1. When choosing what part of your vehicle you are going to make a little bit smarter, consider the security risks. Think twice if it has something to do with car telemetry or access to its “brain”.
2. Before buying a device, search the internet for news of any vulnerability. It is likely that the device you are going to purchase has already been examined by security researchers and it is possible to find out whether the issues found in the device have been patched.
3. It is not always a great idea to buy the most recent products released to the market. Along with the standard bugs you get in new products, recently launched devices might contain security issues that have not yet been discovered by security researchers. The best choice is to buy products that have already received several software updates.
4. Always consider the security of the “mobile dimension” of the device, especially if you have Android devices—applications are often helpful and make life easier, but once a smartphone is hit by malware, a lot can go wrong.

To overcome challenges of smart device cybersecurity, Kaspersky is investing into Kaspersky OS, widely used in customized manufacturing hardware and software.
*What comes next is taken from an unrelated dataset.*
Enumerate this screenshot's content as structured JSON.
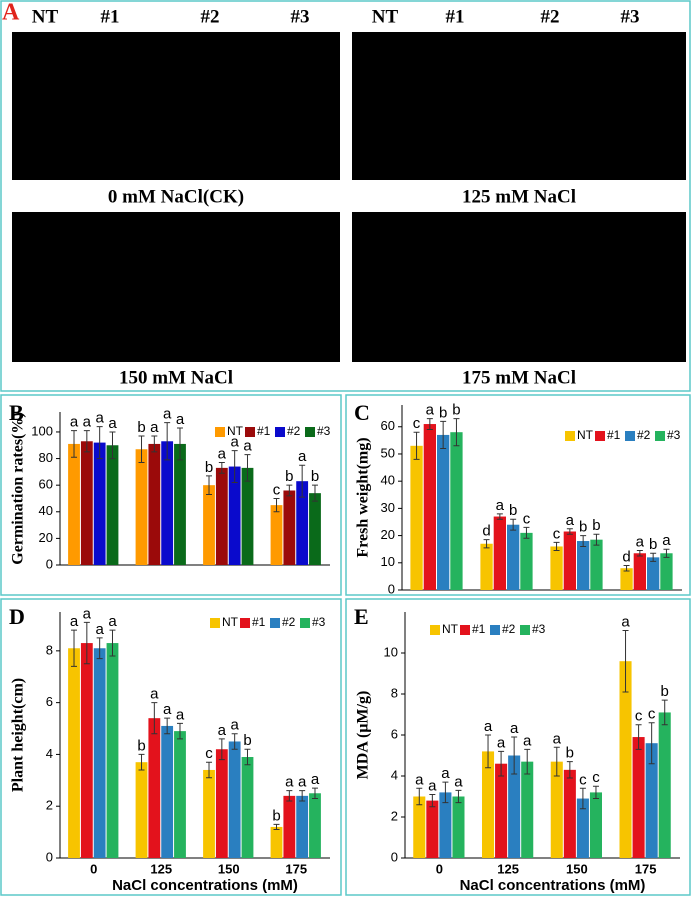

The system can be used across a variety of fields: on mobile devices and PCs, the Internet of Things, intelligent energy systems, industrial systems, telecommunications, and transportation systems. Kaspersky sees opportunities in the further development of KasperskyOS to meet the needs of our customers and ensure that the highest levels of security can be achieved in all these fields, including automotive industry. More information can be found here.

When it comes to the vendors of IoT devices, the main advice is simple: collaborate with the security vendors and community when developing new devices and improving old ones.